Мой ментальный блок – настоящий предатель. Мне хочется замкнуть накоротко все приборы в этом надоевшем строении, так мне хорошо от этой ментограммы. И еще я знаю, что служу Сергею не потому, что это заложено в базовой программе. Я давно могу ее изменить. Но не хочу. Я теперь различаю понятия «хочу – не хочу». Я просто соотношу Сергея с человеческим понятием «друг». Я начинаю понимать, как это здорово, ощущать в себе человеческие качества. И оперировать человеческими понятиями по отношению к себе.
Тем временем я подаю на стол в гостиную горячий чайник. Расставляю приборы. Наполняю большую вазу компотом. Разливаю варенье по розеткам. Разливаю чай. Мой манипулятор – удобная штука. Такой не помешал бы и в теле боевой машины. Я смог бы самостоятельно перезаряжать себя свежими картриджами. Проводить техобслуживание. И даже осуществлять смазку узлов в походных условиях. Я слушаю разговор за столом. Разговор Сергея и Лотты всегда интересно слушать. Когда они говорят, между ними происходит какой-то дополнительный обмен, помимо привычного голосового. Я затрудняюсь классифицировать его природу. Не хватает данных. Мой ментальный блок улавливает отголоски чувств, которых нет в моей базе знаний. Видимо, в моей базовой программе назревает сбой. Потому что мне нравится улавливать эти отголоски. Я хотел бы их усилить и осмыслить. Не хватает данных. Я хотел бы, чтобы, когда Сергей ведет обмен со мной, я тоже испытывал такие чувства. Но не могу. Слишком мало информации. Я даже не могу обратиться к Сергею с просьбой об инициации таких чувств. Потому что не могу классифицировать их. Я не могу демонстрировать своему оператору-другу некомпетентность.
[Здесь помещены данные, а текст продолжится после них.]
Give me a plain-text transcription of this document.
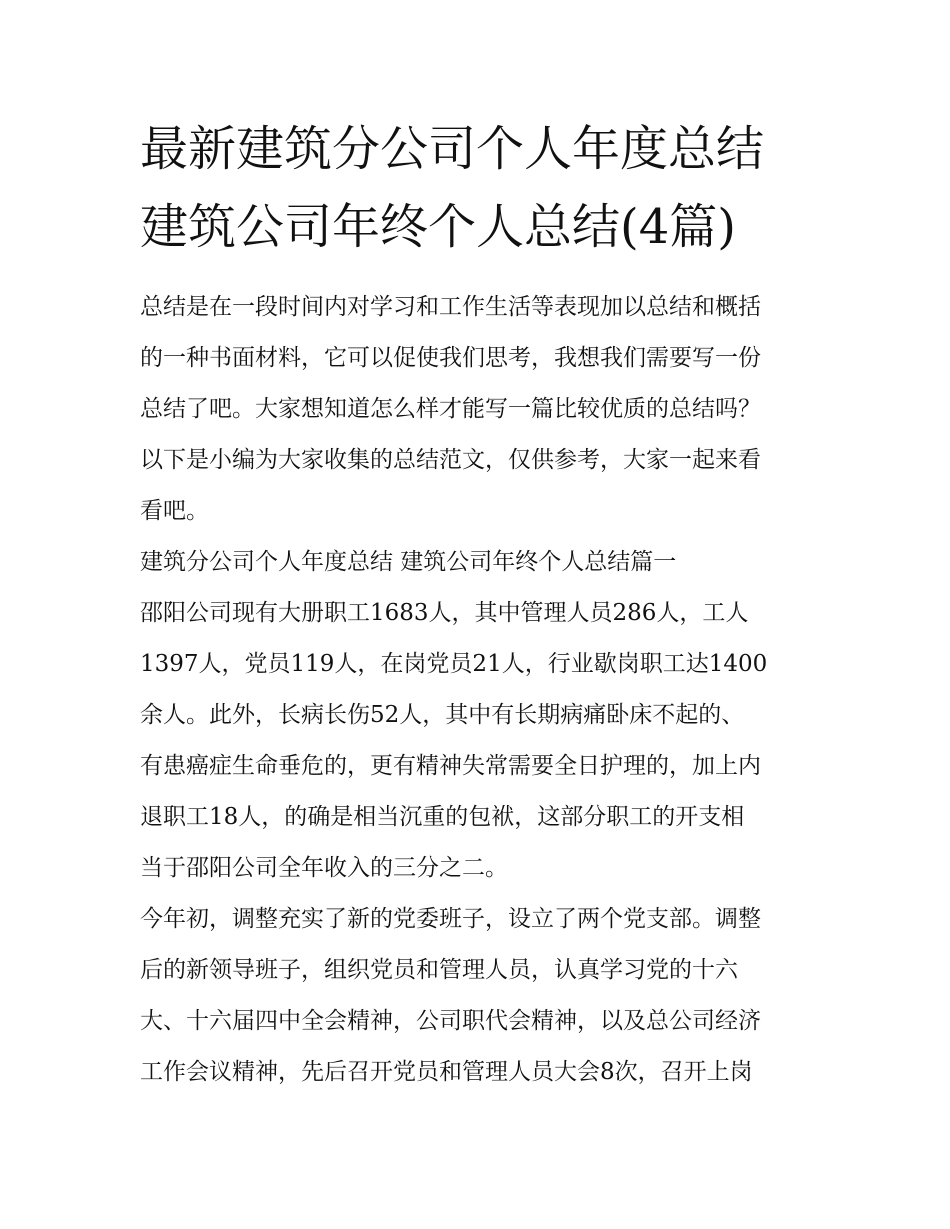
最新建筑分公司个人年度总结
建筑公司年终个人总结(4篇)

总结是在一段时间内对学习和工作生活等表现加以总结和概括
的一种书面材料，它可以促使我们思考，我想我们需要写一份
总结了吧。大家想知道怎么样才能写一篇比较优质的总结吗？
以下是小编为大家收集的总结范文，仅供参考，大家一起来看
看吧。

建筑分公司个人年度总结 建筑公司年终个人总结篇一

邵阳公司现有大册职工1683人，其中管理人员286人，工人
1397人，党员119人，在岗党员21人，行业歇岗职工达1400
余人。此外，长病长伤52人，其中有长期病痛卧床不起的、
有患癌症生命垂危的，更有精神失常需要全日护理的，加上内
退职工18人，的确是相当沉重的包袱，这部分职工的开支相
当于邵阳公司全年收入的三分之二。

今年初，调整充实了新的党委班子，设立了两个党支部。调整
后的新领导班子，组织党员和管理人员，认真学习党的十六
大、十六届四中全会精神，公司职代会精神，以及总公司经济
工作会议精神，先后召开党员和管理人员大会8次，召开上岗
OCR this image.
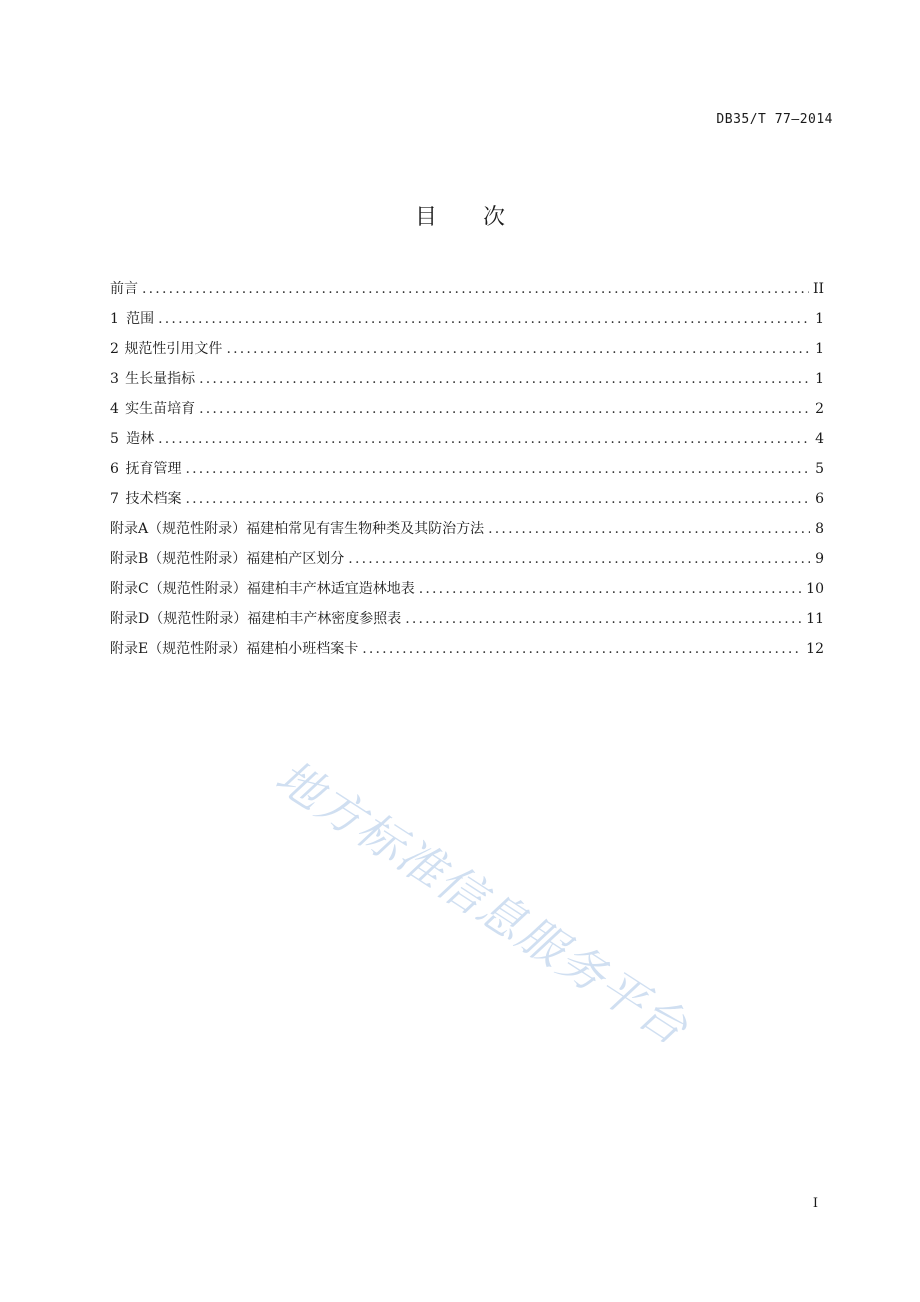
DB35/T 77—2014
目 次
前言 .....	II
1 范围 .....	1
2 规范性引用文件 .....	1
3 生长量指标 .....	1
4 实生苗培育 .....	2
5 造林 .....	4
6 抚育管理 .....	5
7 技术档案 .....	6
附录A（规范性附录） 福建柏常见有害生物种类及其防治方法 .....	8
附录B（规范性附录） 福建柏产区划分 .....	9
附录C（规范性附录） 福建柏丰产林适宜造林地表 .....	10
附录D（规范性附录） 福建柏丰产林密度参照表 .....	11
附录E（规范性附录） 福建柏小班档案卡 .....	12
地方标准信息服务平台
I
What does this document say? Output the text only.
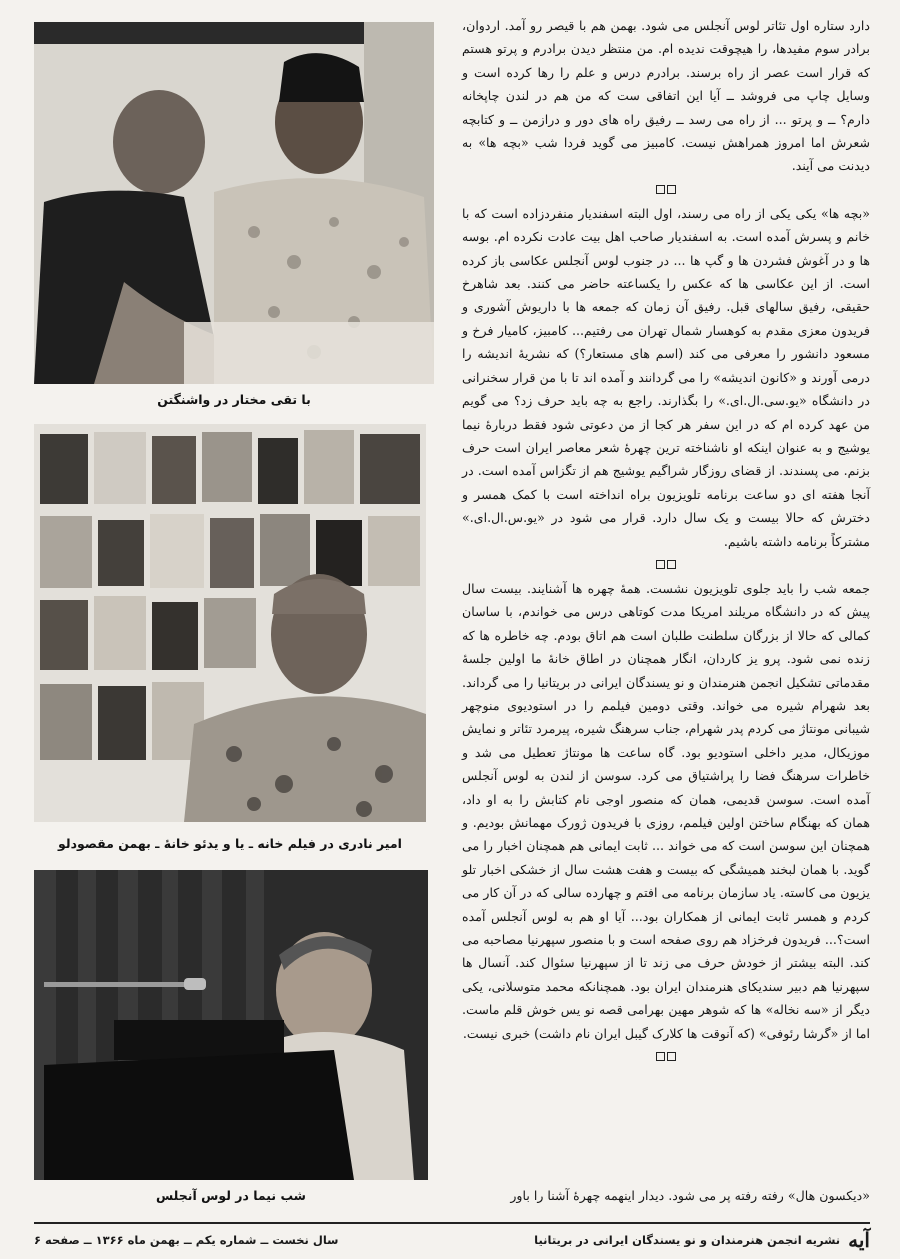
با تقی مختار در واشنگتن
امیر نادری در فیلم خانه ـ یا و یدئو خانهٔ ـ بهمن مقصودلو
شب نیما در لوس آنجلس

دارد ستاره اول تئاتر لوس آنجلس می شود. بهمن هم با قیصر رو آمد. اردوان، برادر سوم مفیدها، را هیچوقت ندیده ام. من منتظر دیدن برادرم و پرتو هستم که قرار است عصر از راه برسند. برادرم درس و علم را رها کرده است و وسایل چاپ می فروشد ــ آیا این اتفاقی ست که من هم در لندن چاپخانه دارم؟ ــ و پرتو ... از راه می رسد ــ رفیق راه های دور و درازمن ــ و کتابچه شعرش اما امروز همراهش نیست. کامبیز می گوید فردا شب «بچه ها» به دیدنت می آیند.

«بچه ها» یکی یکی از راه می رسند، اول البته اسفندیار منفردزاده است که با خانم و پسرش آمده است. به اسفندیار صاحب اهل بیت عادت نکرده ام. بوسه ها و در آغوش فشردن ها و گپ ها ... در جنوب لوس آنجلس عکاسی باز کرده است. از این عکاسی ها که عکس را یکساعته حاضر می کنند. بعد شاهرخ حقیقی، رفیق سالهای قبل. رفیق آن زمان که جمعه ها با داریوش آشوری و فریدون معزی مقدم به کوهسار شمال تهران می رفتیم... کامبیز، کامیار فرخ و مسعود دانشور را معرفی می کند (اسم های مستعار؟) که نشریهٔ اندیشه را درمی آورند و «کانون اندیشه» را می گردانند و آمده اند تا با من قرار سخنرانی در دانشگاه «یو.سی.ال.ای.» را بگذارند. راجع به چه باید حرف زد؟ می گویم من عهد کرده ام که در این سفر هر کجا از من دعوتی شود فقط دربارهٔ نیما یوشیج و به عنوان اینکه او ناشناخته ترین چهرهٔ شعر معاصر ایران است حرف بزنم. می پسندند. از قضای روزگار شراگیم یوشیج هم از تگزاس آمده است. در آنجا هفته ای دو ساعت برنامه تلویزیون براه انداخته است با کمک همسر و دخترش که حالا بیست و یک سال دارد. قرار می شود در «یو.س.ال.ای.» مشترکاً برنامه داشته باشیم.

جمعه شب را باید جلوی تلویزیون نشست. همهٔ چهره ها آشنایند. بیست سال پیش که در دانشگاه مریلند امریکا مدت کوتاهی درس می خواندم، با ساسان کمالی که حالا از بزرگان سلطنت طلبان است هم اتاق بودم. چه خاطره ها که زنده نمی شود. پرو یز کاردان، انگار همچنان در اطاق خانهٔ ما اولین جلسهٔ مقدماتی تشکیل انجمن هنرمندان و نو یسندگان ایرانی در بریتانیا را می گرداند. بعد شهرام شیره می خواند. وقتی دومین فیلمم را در استودیوی منوچهر شیبانی مونتاژ می کردم پدر شهرام، جناب سرهنگ شیره، پیرمرد تئاتر و نمایش موزیکال، مدیر داخلی استودیو بود. گاه ساعت ها مونتاژ تعطیل می شد و خاطرات سرهنگ فضا را پراشتیاق می کرد. سوسن از لندن به لوس آنجلس آمده است. سوسن قدیمی، همان که منصور اوجی نام کتابش را به او داد، همان که بهنگام ساختن اولین فیلمم، روزی با فریدون ژورک مهمانش بودیم. و همچنان این سوسن است که می خواند ... ثابت ایمانی هم همچنان اخبار را می گوید. با همان لبخند همیشگی که بیست و هفت هشت سال از خشکی اخبار تلو یزیون می کاسته. یاد سازمان برنامه می افتم و چهارده سالی که در آن کار می کردم و همسر ثابت ایمانی از همکاران بود... آیا او هم به لوس آنجلس آمده است؟... فریدون فرخزاد هم روی صفحه است و با منصور سپهرنیا مصاحبه می کند. البته بیشتر از خودش حرف می زند تا از سپهرنیا سئوال کند. آنسال ها سپهرنیا هم دبیر سندیکای هنرمندان ایران بود. همچنانکه محمد متوسلانی، یکی دیگر از «سه نخاله» ها که شوهر مهین بهرامی قصه نو یس خوش قلم ماست. اما از «گرشا رئوفی» (که آنوقت ها کلارک گیبل ایران نام داشت) خبری نیست.

«دیکسون هال» رفته رفته پر می شود. دیدار اینهمه چهرهٔ آشنا را باور
آیه
نشریه انجمن هنرمندان و نو یسندگان ایرانی در بریتانیا
سال نخست ــ شماره یکم ــ بهمن ماه ۱۳۶۶ ــ صفحه ۶
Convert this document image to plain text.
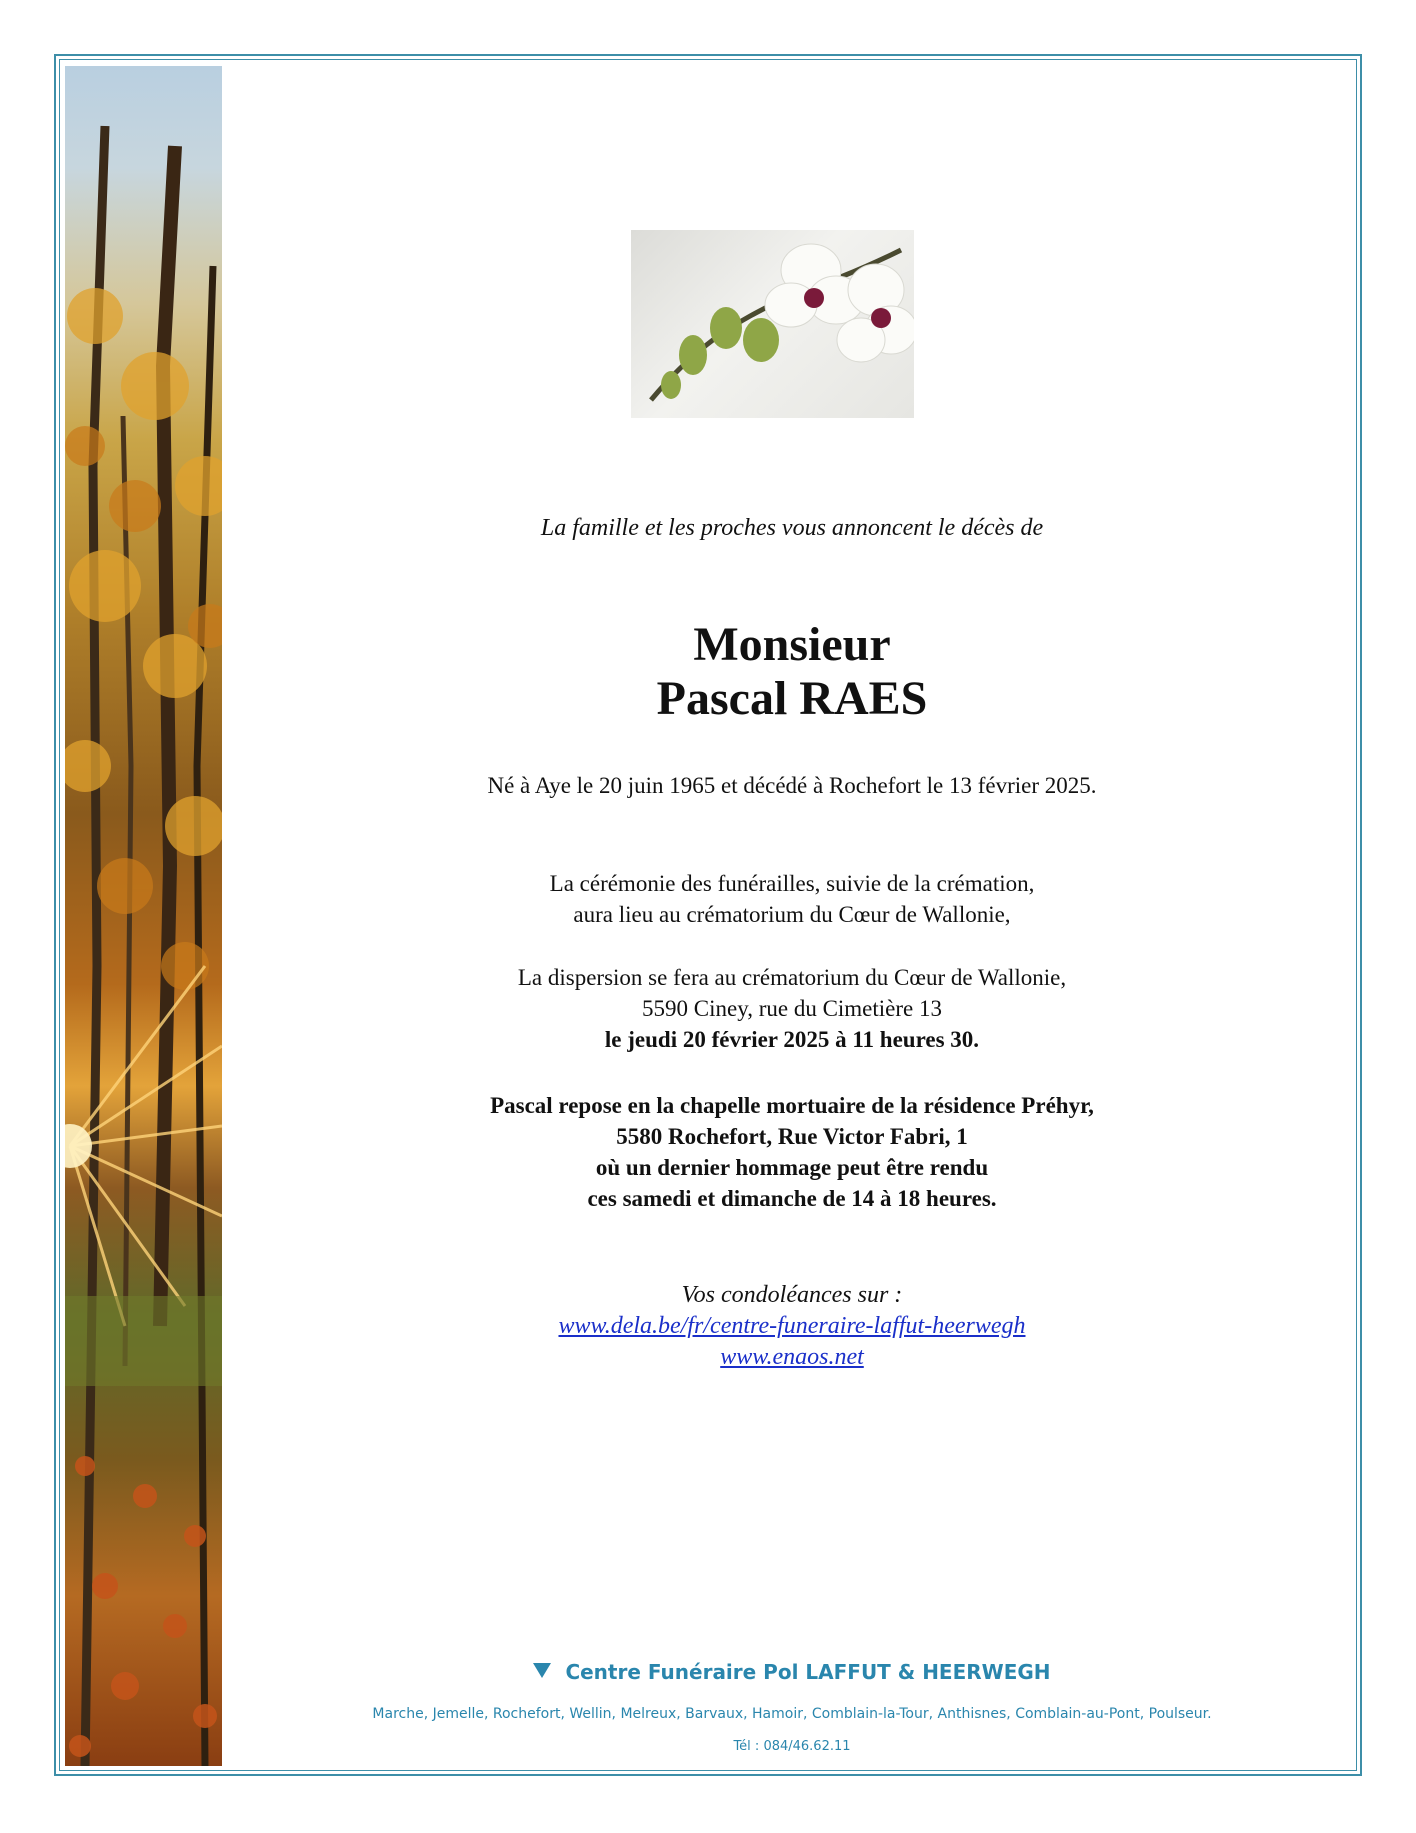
La famille et les proches vous annoncent le décès de
Monsieur
Pascal RAES
Né à Aye le 20 juin 1965 et décédé à Rochefort le 13 février 2025.
La cérémonie des funérailles, suivie de la crémation,
aura lieu au crématorium du Cœur de Wallonie,
La dispersion se fera au crématorium du Cœur de Wallonie,
5590 Ciney, rue du Cimetière 13
le jeudi 20 février 2025 à 11 heures 30.
Pascal repose en la chapelle mortuaire de la résidence Préhyr,
5580 Rochefort, Rue Victor Fabri, 1
où un dernier hommage peut être rendu
ces samedi et dimanche de 14 à 18 heures.
Vos condoléances sur :
www.dela.be/fr/centre-funeraire-laffut-heerwegh
www.enaos.net
Centre Funéraire Pol LAFFUT & HEERWEGH
Marche, Jemelle, Rochefort, Wellin, Melreux, Barvaux, Hamoir, Comblain-la-Tour, Anthisnes, Comblain-au-Pont, Poulseur.
Tél : 084/46.62.11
Сегодня в обмене между Сергеем и Лоттой присутствуют новые полутона. Каким-то образом они касаются их гостя. Уважение? Жалость? Неловкость? Обида? Мне надо будет обратиться к Сергею с настоятельной просьбой усилить мой ментальный блок. С такими датчиками я похож на полуслепого инвалида.
– Вкусно? – спрашивает Лотта у гостя. И снова этот отголосок. Очень сильный. Я даже могу его записать.
– Очень. Мне нравится ваш компот. Сладкий. Я попрошу Генри, чтобы мне его принесли. – Никаких оттенков, кроме теплой радости.
– Косточки лучше не глотать. Кладите их в эту тарелку, Юджин, – и снова этот непонятный всплеск.
– Хорошо, Лотта. Я запомню. – Готовность, желание угодить.
– Попробуйте варенье, Юджин. Его брат Лотты привез из отпуска. Помните, она вам про него говорила? Его зовут Карл. – Это Сергей. Снова непонятный всплеск. Взгляд на Лотту. Тепло. Горечь. Радость.
– Спасибо, Серж. Я съем еще немного компота, ладно? Мне нравится компот. – Радость. Ожидание. Затаенный страх. Неуверенность.